On a GAAP basis, the company reported an EPS loss of $0.54 on revenue of $426M. The company also guided third quarter earnings down to $0.20 per share. Verifone shares are down almost 50 percent for the year and are approaching 52-week lows.
The San Jose, California company cited enormous legal expenses for the poor earnings, but its weak sales numbers indicate that it could be losing market share to Ingenicio SA (ING.PA) and several new innovators.
The card reader industry is currently undergoing an enormous technological revolution. Companies like Square, Paypal, Venmo, Google, and others are changing the way people can purchase goods and conduct business transactions. Verifone was once the only game in town, but businesses now have more options.

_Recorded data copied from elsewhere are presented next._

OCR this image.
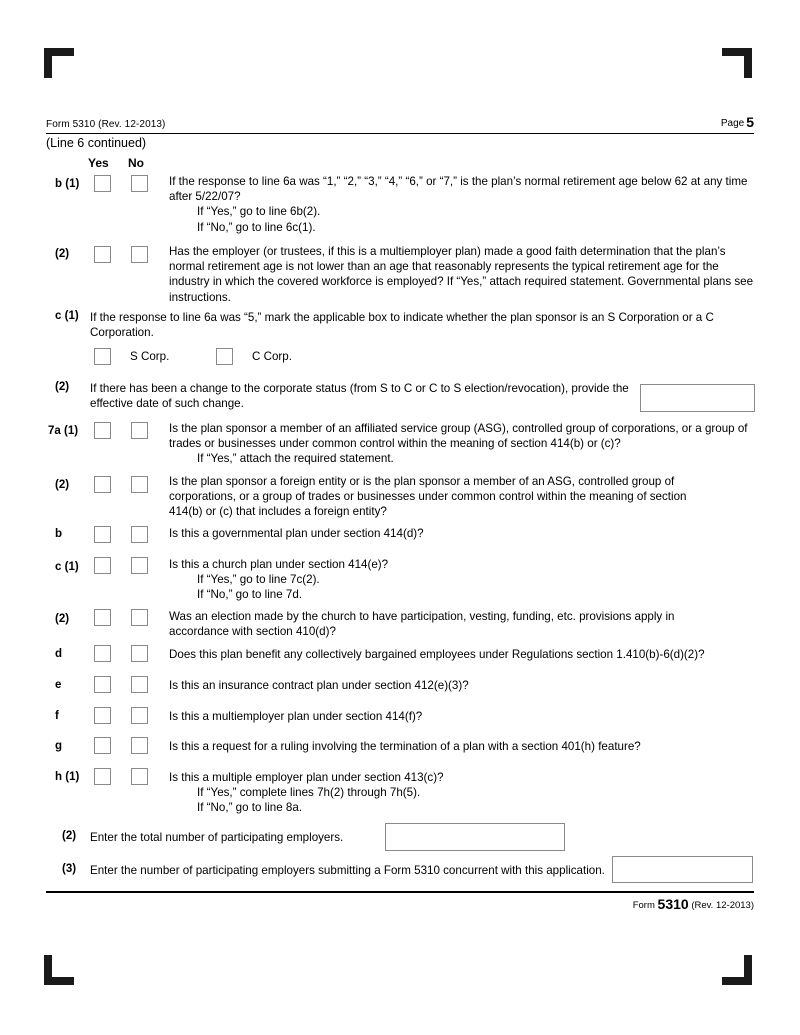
Form 5310 (Rev. 12-2013)	Page 5
(Line 6 continued)
Yes No
b (1)	If the response to line 6a was “1,” “2,” “3,” “4,” “6,” or “7,” is the plan’s normal retirement age below 62 at any time after 5/22/07?
If “Yes,” go to line 6b(2).
If “No,” go to line 6c(1).
(2)	Has the employer (or trustees, if this is a multiemployer plan) made a good faith determination that the plan’s normal retirement age is not lower than an age that reasonably represents the typical retirement age for the industry in which the covered workforce is employed? If “Yes,” attach required statement. Governmental plans see instructions.
c (1) If the response to line 6a was “5,” mark the applicable box to indicate whether the plan sponsor is an S Corporation or a C Corporation.
S Corp.	C Corp.
(2) If there has been a change to the corporate status (from S to C or C to S election/revocation), provide the effective date of such change.
7a (1)	Is the plan sponsor a member of an affiliated service group (ASG), controlled group of corporations, or a group of trades or businesses under common control within the meaning of section 414(b) or (c)?
If “Yes,” attach the required statement.
(2)	Is the plan sponsor a foreign entity or is the plan sponsor a member of an ASG, controlled group of corporations, or a group of trades or businesses under common control within the meaning of section 414(b) or (c) that includes a foreign entity?
b	Is this a governmental plan under section 414(d)?
c (1)	Is this a church plan under section 414(e)?
If “Yes,” go to line 7c(2).
If “No,” go to line 7d.
(2)	Was an election made by the church to have participation, vesting, funding, etc. provisions apply in accordance with section 410(d)?
d	Does this plan benefit any collectively bargained employees under Regulations section 1.410(b)-6(d)(2)?
e	Is this an insurance contract plan under section 412(e)(3)?
f	Is this a multiemployer plan under section 414(f)?
g	Is this a request for a ruling involving the termination of a plan with a section 401(h) feature?
h (1)	Is this a multiple employer plan under section 413(c)?
If “Yes,” complete lines 7h(2) through 7h(5).
If “No,” go to line 8a.
(2) Enter the total number of participating employers.
(3) Enter the number of participating employers submitting a Form 5310 concurrent with this application.
Form 5310 (Rev. 12-2013)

Starbucks, for instance, formed a partnership with Square to bring its stores into the 21st century. Customers can simply order their drink, pull out their smartphone, open the Square Wallet app, and pay for the coffee with the tap of a button. No cash, no card, and no Verifone required.
Verifone’s interim CEO Rich McGin stated, “some customers in selected markets have made choices to meet an immediate need with non-Verifone products.” McGinn was vague about who was capturing market share and why this was occurring, but he was acknowledged that Verifone’s lack of partnerships and communication with clients have become a problem.
However, McGinn was very clear about one thing: “Things have to change.”
McGinn’s acknowledgment of significant organizational problems was the silver lining in the earnings report. He seemed to touch with what the company needs to do moving forward and conveyed confidence that the company can resume organic growth within the next year.